Betapa pentingnya masalah akidah sehingga dahulu Rasulullah –shallallahu ‘alaihi wa sallam- #mendidik para Sahabatnya sampai akhirnya mereka pun sangat memahami Islam dengan sebenar-benarnya. Sehingga tatkala Beliau bertanya kepada seorang hamba sahaya tentang salah satu akidah salafiyah yang sangat mendasar dan penting, yaitu pertanyaan “#Dimanakah_Allah?”, maka hamba sahaya tersebut bisa menjawab dengan jawaban yang benar sesuai dengan yang diajarkan oleh Allah dan RasulNya.

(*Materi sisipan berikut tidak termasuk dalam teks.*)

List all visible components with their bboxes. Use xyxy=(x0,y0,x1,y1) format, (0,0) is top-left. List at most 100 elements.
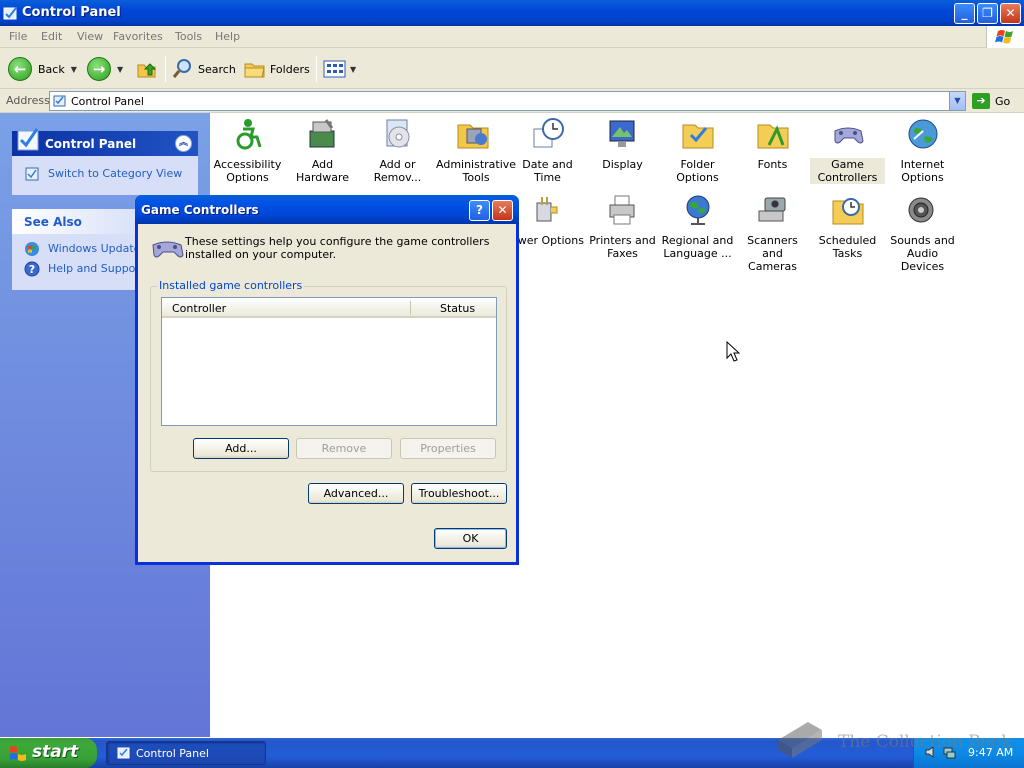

Dikisahkan oleh Mu’awiyyah bin Al Hakam As sulamiy -radhiallahu ‘anhu- bahwasannya ia memiliki hamba sahaya/budak perempuan yang dia suruh untuk menggembala domba-domba miliknya. Tetapi pada suatu hari dia mengetahui bahwa salah satu dombanya yang sedang digembala hamba sahaya itu dimangsa serigala maka dia marah dan memukul hamba sahayanya itu, tetapi dia pun menyesal dan datang kepada Nabi Muhammad –shallallahu ‘alaihi wa sallam- dan menceritakan pengalamannya itu lalu dia pun berkata kepada beliau: “Wahai Rasulullah, tidakkah ku merdekakan saja budakku itu?” beliau pun menjawab: “Panggillah dulu budakmu itu!” Maka dia memanggilnya lalu Rasulullah –shallallahu ‘alaihi wa sallam- bertanya kepada hamba sahaya itu:
أَيْنَ الله؟
“Dimanakah Allah?”
Maka dia menjawab: “Di langit.” Lalu Rasulullah –shallallahu ‘alaihi wa sallam- lanjut bertanya: “Dan siapakah Aku ini?” Maka budak itu menjawab: ” Engkau adalah Rasulullah (utusan Allah).” Maka Rasulullah –shallallahu ‘alaihi wa sallam- bersabda:
أعطقها فإنها مؤمنة!
“Merdekakanlah ia; karena ia seseungguhnya seorang wanita yang beriman!”
(HR. Muslim no. 537, dan Ahmad 5/447)
Pertanyaan tersebut diajukkan karena menyangkut akidah yang sangat mendasar dan mudah difahami, sehingga seorang penggembala di zaman Nabi yang tentunya kesibukannya bukan dalam hal ilmu pun mampu memahaminya. Dan tersebarnya dasar penting akidah tersebut di suatu masyarakat bahkan sampai orang-orang yang sangat awam pun memahaminya, menjadi bukti yang menunjukkan bahwa proses #Tashfiyah (pemurnian pemahaman ajaran Islam dari kesesatan) dan #Tarbiyah (pendidikan Islam) di masyarakat tersebut begitu gencar digalakkan. Maka, akidah inilah yang tersebar luas di masyarakat Islam di masa Kenabian! Oleh karena itu, mereka akhirnya diberkati oleh Allah sehingga mampu menaklukkan dunia dan memimpin umat manusia di masanya.
Dalam kisah tersebut pun dapat kita fahami bahwasannya beliau tidak memprioritaskan pembahasan penerapan hukum Syari’at di suatu negeri, namun justru beliau memprioritaskan masalah akidah istiwa (bersemayam) Allah di langit karena hal ini berkaitan dengan hak Allah, yaitu Tauhid, dan inilah akidah Salafiyyah!
Oleh karena itu, tatkala ada suatu perjuangan dakwah yang hanya menekankan dan memprioritaskan hal lain selain Tauhid, maka itu merupakan indikasi bahwa dalam perjuangan tersebut terdapat penyimpangan. Karena dari zaman dahulu, dakwah seluruh para Nabi tatkala berdakwah kepada kaum mereka adalah dengan memprioritaskan dakwah Tauhid:
….اعْبُدُوا اللَّهَ مَا لَكُمْ مِنْ إِلَهٍ غَيْرُهُ….
Artinya: “Wahai kaumku sembahlah Allah, sekali-kali tak ada Tuhan bagimu selain-Nya…” QS. Al A’raf: 59
Para Nabi -‘Alaihimush Shalaatu was Salaam- lebih mendahulukan berdakwah memberantas kesyirikan ibadah daripada berdakwah memberantas kesyirikan sistem kekuasaan! Oleh karena itulah al-Imaamah (Kekuasaan) bukan termasuk pokok/rukun iman.
========
Diringkas dari penjelesan Syaikh Abdul Malik Ramadhani -hafizhahullah- dalam kitab: Sittu Durar, Pembahasan Prinsip ke 6.